# Hedgezilla



## starby (Apr 25, 2010)

I just finished this little video for one of my classes. Beware of giant quills!


----------



## Puffers315 (Apr 19, 2010)

Two thumbs up, cute and it made me chuckle.  

On a side note, my first hedgehog Vera Lee came from Oswego, three streets west and a few miles south from the end of NY 481.


----------



## LarryT (May 12, 2009)

Puffers315 said:


> Two thumbs up, cute and it made me chuckle.
> 
> On a side note, my first hedgehog Vera Lee came from Oswego, three streets west and a few miles south from the end of NY 481.

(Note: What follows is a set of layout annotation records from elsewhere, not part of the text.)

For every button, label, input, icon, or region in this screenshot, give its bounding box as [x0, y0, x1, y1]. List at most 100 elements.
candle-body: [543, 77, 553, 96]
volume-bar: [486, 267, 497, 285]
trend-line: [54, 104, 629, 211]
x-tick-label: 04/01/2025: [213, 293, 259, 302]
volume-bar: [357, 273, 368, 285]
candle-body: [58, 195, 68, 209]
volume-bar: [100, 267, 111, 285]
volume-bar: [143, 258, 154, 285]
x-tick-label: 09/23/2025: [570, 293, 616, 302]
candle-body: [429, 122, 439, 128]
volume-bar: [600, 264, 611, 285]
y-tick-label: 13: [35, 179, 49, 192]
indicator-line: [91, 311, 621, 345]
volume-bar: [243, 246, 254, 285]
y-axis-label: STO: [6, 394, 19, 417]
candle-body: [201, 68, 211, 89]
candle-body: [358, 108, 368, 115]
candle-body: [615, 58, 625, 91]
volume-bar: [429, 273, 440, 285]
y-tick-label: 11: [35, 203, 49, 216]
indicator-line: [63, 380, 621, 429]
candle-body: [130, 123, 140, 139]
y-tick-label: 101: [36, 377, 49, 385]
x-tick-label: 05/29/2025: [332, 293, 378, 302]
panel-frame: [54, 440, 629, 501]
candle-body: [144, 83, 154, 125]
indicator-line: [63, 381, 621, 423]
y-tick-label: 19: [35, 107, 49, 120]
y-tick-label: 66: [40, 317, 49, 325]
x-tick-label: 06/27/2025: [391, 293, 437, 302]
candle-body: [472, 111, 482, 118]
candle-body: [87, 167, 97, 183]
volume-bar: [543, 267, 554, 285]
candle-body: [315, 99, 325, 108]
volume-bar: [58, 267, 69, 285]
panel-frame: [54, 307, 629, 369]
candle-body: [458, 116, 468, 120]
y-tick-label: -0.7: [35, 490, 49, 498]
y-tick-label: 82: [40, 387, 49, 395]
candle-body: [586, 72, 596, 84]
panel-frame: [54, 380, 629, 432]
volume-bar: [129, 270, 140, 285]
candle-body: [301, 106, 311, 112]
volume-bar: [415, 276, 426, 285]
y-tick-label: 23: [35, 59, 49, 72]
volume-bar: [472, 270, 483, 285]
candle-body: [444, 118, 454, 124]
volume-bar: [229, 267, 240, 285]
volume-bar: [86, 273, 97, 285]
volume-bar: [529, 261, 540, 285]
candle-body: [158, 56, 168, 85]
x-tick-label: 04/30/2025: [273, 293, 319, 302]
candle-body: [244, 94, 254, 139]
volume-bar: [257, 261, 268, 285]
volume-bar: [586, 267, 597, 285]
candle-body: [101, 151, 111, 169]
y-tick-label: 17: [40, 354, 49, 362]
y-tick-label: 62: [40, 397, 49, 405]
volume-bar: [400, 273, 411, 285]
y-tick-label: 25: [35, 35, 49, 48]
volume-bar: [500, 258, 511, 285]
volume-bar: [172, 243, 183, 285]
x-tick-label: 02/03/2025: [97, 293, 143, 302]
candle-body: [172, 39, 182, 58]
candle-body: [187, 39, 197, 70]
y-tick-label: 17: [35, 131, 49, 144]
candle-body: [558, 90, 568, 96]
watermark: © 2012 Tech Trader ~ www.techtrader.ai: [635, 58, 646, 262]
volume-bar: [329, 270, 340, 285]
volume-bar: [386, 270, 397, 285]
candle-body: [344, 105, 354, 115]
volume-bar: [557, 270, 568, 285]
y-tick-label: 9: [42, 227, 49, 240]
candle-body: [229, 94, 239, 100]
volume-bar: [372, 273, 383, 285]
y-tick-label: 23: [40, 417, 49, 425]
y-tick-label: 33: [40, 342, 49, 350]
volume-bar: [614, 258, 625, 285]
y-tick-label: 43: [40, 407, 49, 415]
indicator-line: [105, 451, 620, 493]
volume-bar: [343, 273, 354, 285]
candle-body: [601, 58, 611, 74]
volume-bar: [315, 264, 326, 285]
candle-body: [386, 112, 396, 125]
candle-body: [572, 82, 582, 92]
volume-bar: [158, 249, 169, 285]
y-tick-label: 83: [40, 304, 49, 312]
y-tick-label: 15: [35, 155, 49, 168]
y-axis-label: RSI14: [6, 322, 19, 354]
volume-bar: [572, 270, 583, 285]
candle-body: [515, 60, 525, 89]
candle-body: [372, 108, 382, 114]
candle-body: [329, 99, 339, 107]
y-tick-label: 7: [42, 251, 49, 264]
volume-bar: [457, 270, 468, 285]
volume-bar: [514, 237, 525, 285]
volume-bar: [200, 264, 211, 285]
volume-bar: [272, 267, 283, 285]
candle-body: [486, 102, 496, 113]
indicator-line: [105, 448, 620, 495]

Ditto! And Puffers this is the shortest post i've ever seen you write! :lol: :lol:


----------



## Nancy (Aug 22, 2008)

LarryT said:


> Puffers315 said:
> 
> 
> > Two thumbs up, cute and it made me chuckle.
> ...


Ditto. That is cute. Ditto to what Larry wrote too. :lol: :lol:


----------



## tie-dye hedgie (Dec 19, 2009)

Nancy said:


> LarryT said:
> 
> 
> > Puffers315 said:
> ...


I guess I will continue the "dittoing" and say ditto an both accounts also! :lol: 
Thanks for sharing!


----------



## Puffers315 (Apr 19, 2010)

Oy, now I feel obligated to write a 10 page essay or write in full detail my trip to get Vera and how I was worried the belt on my truck's motor was going to snap.


----------



## firephoenixla (Sep 13, 2010)

So cute, I love how you tubed him to the moon! What a creative solution!


----------



## PJM (May 7, 2010)

:lol: 
I love you guys!
Very nice video.
:lol:


----------



## Hedgieonboard (Nov 15, 2009)

lol I Loved it


----------



## marriedfilingjointly (Nov 24, 2010)

That was hilarious!


----------